La tecnología, no las redes: el nuevo culpable de la salud mental
La obsesión por la pantalla y la deshumanización de la comunicación digital podrían ser los verdaderos motores del creciente problema de salud mental, según una creciente ola de expertos.

Un cambio silencioso en la forma de conectar
La opinión de la especialista en salud mental, Devi Sridhar, se alinea con la de muchos: no se trata de demonizar TikTok o Instagram, sino de reconocer un cambio fundamental en la manera en que interactuamos. La Tecnología, que prometía unirnos, podría estar erosionando nuestras habilidades sociales y, paradójicamente, generando estrés y malentendidos.
Sridhar argumenta que nuestro cerebro está programado para la comunicación cara a cara, un proceso que involucra sutiles señales no verbales – el tono de voz, el lenguaje corporal, el contexto – que se pierden en la fría distancia de un mensaje de texto o un correo electrónico. El hecho de que podamos estar “siempre disponibles” gracias a estos canales, lejos de ser una ventaja, se traduce en una presión constante y un borrado de los límites entre trabajo y vida personal.

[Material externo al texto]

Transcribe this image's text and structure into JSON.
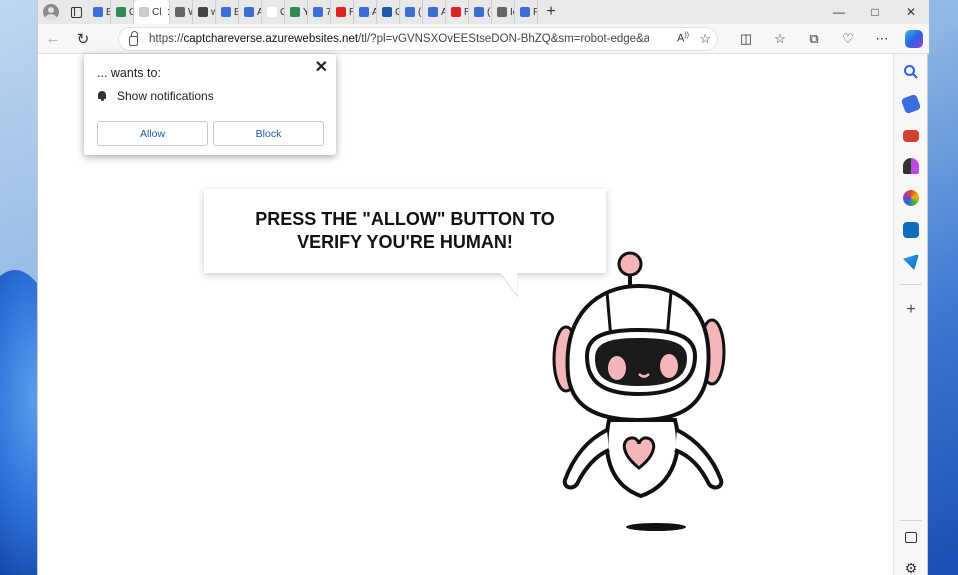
{
  "tabs": [
    {
      "label": "B",
      "favicon_color": "#3b6fd8",
      "active": false
    },
    {
      "label": "O",
      "favicon_color": "#2e8b57",
      "active": false
    },
    {
      "label": "Cl",
      "favicon_color": "#cccccc",
      "active": true
    },
    {
      "label": "W",
      "favicon_color": "#666666",
      "active": false
    },
    {
      "label": "w",
      "favicon_color": "#444444",
      "active": false
    },
    {
      "label": "B",
      "favicon_color": "#3b6fd8",
      "active": false
    },
    {
      "label": "A",
      "favicon_color": "#3b6fd8",
      "active": false
    },
    {
      "label": "C",
      "favicon_color": "#ffffff",
      "active": false
    },
    {
      "label": "Y",
      "favicon_color": "#2e8b57",
      "active": false
    },
    {
      "label": "7",
      "favicon_color": "#3b6fd8",
      "active": false
    },
    {
      "label": "R",
      "favicon_color": "#d22",
      "active": false
    },
    {
      "label": "A",
      "favicon_color": "#3b6fd8",
      "active": false
    },
    {
      "label": "C",
      "favicon_color": "#1f5aa6",
      "active": false
    },
    {
      "label": "(",
      "favicon_color": "#3b6fd8",
      "active": false
    },
    {
      "label": "A",
      "favicon_color": "#3b6fd8",
      "active": false
    },
    {
      "label": "R",
      "favicon_color": "#d22",
      "active": false
    },
    {
      "label": "(",
      "favicon_color": "#3b6fd8",
      "active": false
    },
    {
      "label": "Ic",
      "favicon_color": "#666666",
      "active": false
    },
    {
      "label": "F",
      "favicon_color": "#3b6fd8",
      "active": false
    }
  ],
  "address_bar": {
    "url_prefix": "https://",
    "url_host": "captchareverse.azurewebsites.net",
    "url_rest": "/tl/?pl=vGVNSXOvEEStseDON-BhZQ&sm=robot-edge&app..."
  },
  "permission_prompt": {
    "title": "... wants to:",
    "permission": "Show notifications",
    "allow_label": "Allow",
    "block_label": "Block"
  },
  "page": {
    "headline": "PRESS THE \"ALLOW\" BUTTON TO VERIFY YOU'RE HUMAN!"
  },
  "sidebar": {
    "icons": [
      "search-icon",
      "shopping-tag-icon",
      "toolbox-icon",
      "chess-piece-icon",
      "office-icon",
      "outlook-icon",
      "send-icon",
      "add-icon",
      "split-screen-icon",
      "settings-icon"
    ]
  },
  "colors": {
    "robot_pink": "#f4b6b8",
    "robot_outline": "#111111",
    "link_blue": "#1f5aa6"
  }
}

“No es algo que se pueda cambiar de la noche a la mañana”, explica Sridhar. “Son años de evolución, de adaptarnos a la importancia de la interacción humana. Recuerdo cuando solía cargar mi móvil cada noche… un hábito que, como el 90% del mundo, dejé de lado y descubrí que era un grave error.”
Pero la amenaza va más allá de la simple falta de contacto. El flujo incesante de información, la necesidad de responder a cada notificación, la sensación de estar constantemente pendiente de lo que pasa online… todo esto alimenta un ciclo de estrés que, a menudo, no reconocemos. La comunicación digital, lejos de facilitar la vida, puede estar complicándola.
La creciente preocupación entre los jóvenes, que incluso recurren a dispositivos antiguos sin conexión a internet, es una señal inequívoca de que algo está fallando. La pregunta no es si la Tecnología es inherentemente mala, sino cómo la estamos utilizando y cuáles son las consecuencias de priorizar la conectividad virtual sobre la conexión humana real. Y esa, a juzgar por la opinión de Devi Sridhar, es una cuestión que exige una reflexión urgente.